Sydney - The number of New Zealanders who see China as a geopolitical threat has climbed, according to a new survey.
The research was conducted by the Asia New Zealand Foundation, a Wellington-based non-profit organization.
It has been sampling the views of New Zealanders since 1997. Of the more than 1100 people surveyed in the most recent study, just 13% saw China as a friend, which is a record low.
Fifty-eight percent of respondents consider China to be a geopolitical threat. That apprehension has increased from last year's figure of 37%. The foundation says the views of New Zealanders are influenced by media stories, which have charted Beijing's growing assertiveness in the Pacific region and its territorial ambitions in the South China Sea.
Only 10% of respondents to the study considered that China would act responsibly in the world.
The Asia New Zealand Foundation executive director Simon Draper said the bilateral relationship with Beijing was once mostly based on trade, but had become increasingly entwined in global politics.
He told Radio New Zealand that has caused tensions to rise.
"New Zealand's relationship with China was pretty uncomplicated, you know, we sold them and continue to sell them in large numbers dairy, and meat and other goods and services, horticulture etcetera.
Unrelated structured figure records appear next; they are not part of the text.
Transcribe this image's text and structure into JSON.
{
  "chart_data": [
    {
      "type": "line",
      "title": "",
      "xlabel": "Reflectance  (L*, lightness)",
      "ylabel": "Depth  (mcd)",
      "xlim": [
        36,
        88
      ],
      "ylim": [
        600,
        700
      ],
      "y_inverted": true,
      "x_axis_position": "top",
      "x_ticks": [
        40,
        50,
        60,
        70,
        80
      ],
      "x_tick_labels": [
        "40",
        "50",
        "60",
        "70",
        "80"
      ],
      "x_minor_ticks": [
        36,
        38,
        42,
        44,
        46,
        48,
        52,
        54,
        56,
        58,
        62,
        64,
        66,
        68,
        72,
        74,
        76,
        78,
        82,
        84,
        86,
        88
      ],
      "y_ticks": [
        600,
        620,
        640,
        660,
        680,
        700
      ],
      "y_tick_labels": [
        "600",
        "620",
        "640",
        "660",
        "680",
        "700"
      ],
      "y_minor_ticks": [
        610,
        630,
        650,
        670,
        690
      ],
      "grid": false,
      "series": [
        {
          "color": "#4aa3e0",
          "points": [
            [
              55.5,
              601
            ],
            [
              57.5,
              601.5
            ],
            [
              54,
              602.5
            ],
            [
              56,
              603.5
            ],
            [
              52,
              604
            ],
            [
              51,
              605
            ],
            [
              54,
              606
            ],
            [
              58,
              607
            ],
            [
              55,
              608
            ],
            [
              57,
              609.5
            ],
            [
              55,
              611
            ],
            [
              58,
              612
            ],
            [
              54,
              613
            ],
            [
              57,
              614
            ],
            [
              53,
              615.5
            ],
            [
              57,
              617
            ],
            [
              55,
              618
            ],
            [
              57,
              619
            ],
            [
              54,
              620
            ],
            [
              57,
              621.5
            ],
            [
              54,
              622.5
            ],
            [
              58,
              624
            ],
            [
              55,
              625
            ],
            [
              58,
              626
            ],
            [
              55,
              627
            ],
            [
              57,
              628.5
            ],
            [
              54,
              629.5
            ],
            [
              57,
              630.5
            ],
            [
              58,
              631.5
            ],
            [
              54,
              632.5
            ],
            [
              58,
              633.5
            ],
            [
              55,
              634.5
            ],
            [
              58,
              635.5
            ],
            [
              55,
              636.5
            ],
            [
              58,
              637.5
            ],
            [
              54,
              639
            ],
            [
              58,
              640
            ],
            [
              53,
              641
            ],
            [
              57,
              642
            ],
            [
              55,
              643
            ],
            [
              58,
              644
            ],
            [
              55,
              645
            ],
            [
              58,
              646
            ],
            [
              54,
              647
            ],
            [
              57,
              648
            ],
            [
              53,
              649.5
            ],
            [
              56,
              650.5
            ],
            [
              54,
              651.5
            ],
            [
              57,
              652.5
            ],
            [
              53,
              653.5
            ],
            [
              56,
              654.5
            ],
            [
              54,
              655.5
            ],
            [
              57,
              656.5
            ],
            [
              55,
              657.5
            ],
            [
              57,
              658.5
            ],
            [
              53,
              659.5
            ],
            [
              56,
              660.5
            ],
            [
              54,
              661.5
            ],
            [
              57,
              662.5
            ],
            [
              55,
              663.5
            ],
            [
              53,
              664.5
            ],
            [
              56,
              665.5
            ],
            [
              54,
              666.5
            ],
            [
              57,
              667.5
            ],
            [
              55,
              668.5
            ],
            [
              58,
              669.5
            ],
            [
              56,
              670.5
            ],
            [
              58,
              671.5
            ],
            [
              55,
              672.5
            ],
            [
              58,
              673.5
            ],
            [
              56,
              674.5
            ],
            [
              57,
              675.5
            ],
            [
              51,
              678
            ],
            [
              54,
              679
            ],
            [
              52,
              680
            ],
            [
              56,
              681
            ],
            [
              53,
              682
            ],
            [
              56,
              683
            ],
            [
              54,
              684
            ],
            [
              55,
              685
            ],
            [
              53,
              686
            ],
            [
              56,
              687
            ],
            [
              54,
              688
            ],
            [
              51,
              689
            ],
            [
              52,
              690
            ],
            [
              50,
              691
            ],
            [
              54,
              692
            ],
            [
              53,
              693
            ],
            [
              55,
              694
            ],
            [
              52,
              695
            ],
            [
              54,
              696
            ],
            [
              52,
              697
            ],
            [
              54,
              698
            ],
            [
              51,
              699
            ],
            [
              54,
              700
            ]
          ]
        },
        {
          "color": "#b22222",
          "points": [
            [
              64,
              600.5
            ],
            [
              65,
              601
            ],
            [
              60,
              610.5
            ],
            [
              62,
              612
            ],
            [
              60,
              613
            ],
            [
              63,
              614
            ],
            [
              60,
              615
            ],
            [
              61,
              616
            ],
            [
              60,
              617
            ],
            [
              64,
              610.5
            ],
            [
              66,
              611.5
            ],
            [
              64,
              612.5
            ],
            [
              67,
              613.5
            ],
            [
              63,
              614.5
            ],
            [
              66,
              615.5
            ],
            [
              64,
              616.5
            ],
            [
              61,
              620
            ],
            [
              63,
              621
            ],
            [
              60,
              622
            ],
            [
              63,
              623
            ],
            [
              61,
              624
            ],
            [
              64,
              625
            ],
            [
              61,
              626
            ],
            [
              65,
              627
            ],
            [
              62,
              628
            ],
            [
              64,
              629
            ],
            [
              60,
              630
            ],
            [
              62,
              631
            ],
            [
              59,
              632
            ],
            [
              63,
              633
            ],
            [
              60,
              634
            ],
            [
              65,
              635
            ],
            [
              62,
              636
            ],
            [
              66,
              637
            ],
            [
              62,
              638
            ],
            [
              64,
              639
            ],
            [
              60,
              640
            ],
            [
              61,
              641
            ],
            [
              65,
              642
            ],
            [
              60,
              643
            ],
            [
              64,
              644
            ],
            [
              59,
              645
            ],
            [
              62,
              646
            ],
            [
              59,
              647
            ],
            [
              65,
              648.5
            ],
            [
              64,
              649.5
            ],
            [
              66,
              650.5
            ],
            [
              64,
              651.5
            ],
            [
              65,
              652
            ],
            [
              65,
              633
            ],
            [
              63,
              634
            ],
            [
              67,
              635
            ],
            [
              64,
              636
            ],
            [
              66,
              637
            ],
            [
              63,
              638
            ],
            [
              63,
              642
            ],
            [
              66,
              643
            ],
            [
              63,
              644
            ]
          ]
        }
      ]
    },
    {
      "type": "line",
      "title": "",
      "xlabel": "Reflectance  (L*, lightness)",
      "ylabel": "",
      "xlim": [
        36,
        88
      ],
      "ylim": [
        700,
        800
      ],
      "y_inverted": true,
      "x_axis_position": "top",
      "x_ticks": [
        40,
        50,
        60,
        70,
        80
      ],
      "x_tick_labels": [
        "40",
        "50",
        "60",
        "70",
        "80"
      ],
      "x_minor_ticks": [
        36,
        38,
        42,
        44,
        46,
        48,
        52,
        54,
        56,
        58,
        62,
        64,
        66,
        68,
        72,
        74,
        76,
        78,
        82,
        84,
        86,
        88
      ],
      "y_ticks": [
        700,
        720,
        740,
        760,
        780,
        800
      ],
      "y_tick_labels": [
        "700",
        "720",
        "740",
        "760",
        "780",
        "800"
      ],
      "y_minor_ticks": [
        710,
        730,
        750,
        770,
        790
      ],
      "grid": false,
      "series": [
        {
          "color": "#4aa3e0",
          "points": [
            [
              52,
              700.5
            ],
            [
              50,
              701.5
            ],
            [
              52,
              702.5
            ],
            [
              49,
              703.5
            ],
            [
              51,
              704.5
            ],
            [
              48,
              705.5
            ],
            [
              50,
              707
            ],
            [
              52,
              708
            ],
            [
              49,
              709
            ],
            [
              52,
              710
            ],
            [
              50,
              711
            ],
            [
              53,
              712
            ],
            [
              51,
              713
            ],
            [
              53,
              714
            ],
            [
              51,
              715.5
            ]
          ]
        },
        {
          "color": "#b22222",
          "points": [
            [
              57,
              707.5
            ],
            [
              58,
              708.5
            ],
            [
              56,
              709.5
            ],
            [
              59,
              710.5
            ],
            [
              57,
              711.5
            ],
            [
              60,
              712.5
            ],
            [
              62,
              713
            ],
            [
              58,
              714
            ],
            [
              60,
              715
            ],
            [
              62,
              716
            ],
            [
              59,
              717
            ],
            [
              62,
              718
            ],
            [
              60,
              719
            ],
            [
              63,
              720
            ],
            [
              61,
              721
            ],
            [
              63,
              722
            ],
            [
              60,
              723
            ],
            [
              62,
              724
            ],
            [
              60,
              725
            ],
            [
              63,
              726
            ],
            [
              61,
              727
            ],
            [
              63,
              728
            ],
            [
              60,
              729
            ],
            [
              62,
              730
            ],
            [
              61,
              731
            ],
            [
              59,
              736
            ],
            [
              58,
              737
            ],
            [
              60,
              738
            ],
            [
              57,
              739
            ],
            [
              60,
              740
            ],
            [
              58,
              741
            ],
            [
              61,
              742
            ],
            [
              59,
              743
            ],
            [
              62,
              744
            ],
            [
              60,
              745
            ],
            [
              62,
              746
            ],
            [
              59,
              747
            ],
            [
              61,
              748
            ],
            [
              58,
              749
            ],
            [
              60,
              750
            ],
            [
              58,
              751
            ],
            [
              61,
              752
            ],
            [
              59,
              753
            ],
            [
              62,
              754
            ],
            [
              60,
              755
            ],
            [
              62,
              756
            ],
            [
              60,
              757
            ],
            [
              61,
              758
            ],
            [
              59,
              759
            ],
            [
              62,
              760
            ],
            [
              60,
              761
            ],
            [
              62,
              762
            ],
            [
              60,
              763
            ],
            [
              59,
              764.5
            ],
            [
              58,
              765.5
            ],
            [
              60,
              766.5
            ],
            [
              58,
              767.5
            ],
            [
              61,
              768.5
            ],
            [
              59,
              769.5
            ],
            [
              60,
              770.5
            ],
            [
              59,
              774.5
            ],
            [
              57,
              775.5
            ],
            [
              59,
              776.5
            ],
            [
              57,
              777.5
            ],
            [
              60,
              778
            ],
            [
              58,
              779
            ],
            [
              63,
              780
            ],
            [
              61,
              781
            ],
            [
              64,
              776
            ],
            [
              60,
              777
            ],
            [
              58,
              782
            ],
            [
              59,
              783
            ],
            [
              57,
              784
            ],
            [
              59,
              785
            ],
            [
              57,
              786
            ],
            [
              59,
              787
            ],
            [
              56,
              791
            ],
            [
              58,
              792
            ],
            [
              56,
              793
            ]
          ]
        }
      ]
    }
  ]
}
Over the last few years, we have seen that relationship become a bit more complicated not just with New Zealand and China, but with China with a number of its partners," he said.
The study also revealed that New Zealanders were increasingly worried about cyberattacks and misinformation campaigns perpetrated by other countries.
The research reported that 79% of respondents saw Russia as a threatening country, followed by 75% who had similar fears over North Korea.
The survey has also indicates that New Zealanders increasingly feel a strong connection with Asia "through their friends, their community and their interests."
The government in Wellington has joined Australia in attempting to curb Beijing's security and trade ambitions in the Pacific, which both trans-Tasman neighbors consider to be their traditional sphere of influence.
U.S. President Joe Biden and New Zealand Prime Minister Jacinda Ardern earlier this month reaffirmed their strategic partnership and raised concerns about China's recently signed security pact with Solomon Islands in the Pacific. A joint statement criticized China over alleged human rights abuses, the erosion of democracy in Hong Kong and "unlawful maritime claims" in the South China Sea.
In response, state-media in Beijing accused the Ardern government of "smearing and demonizing" China.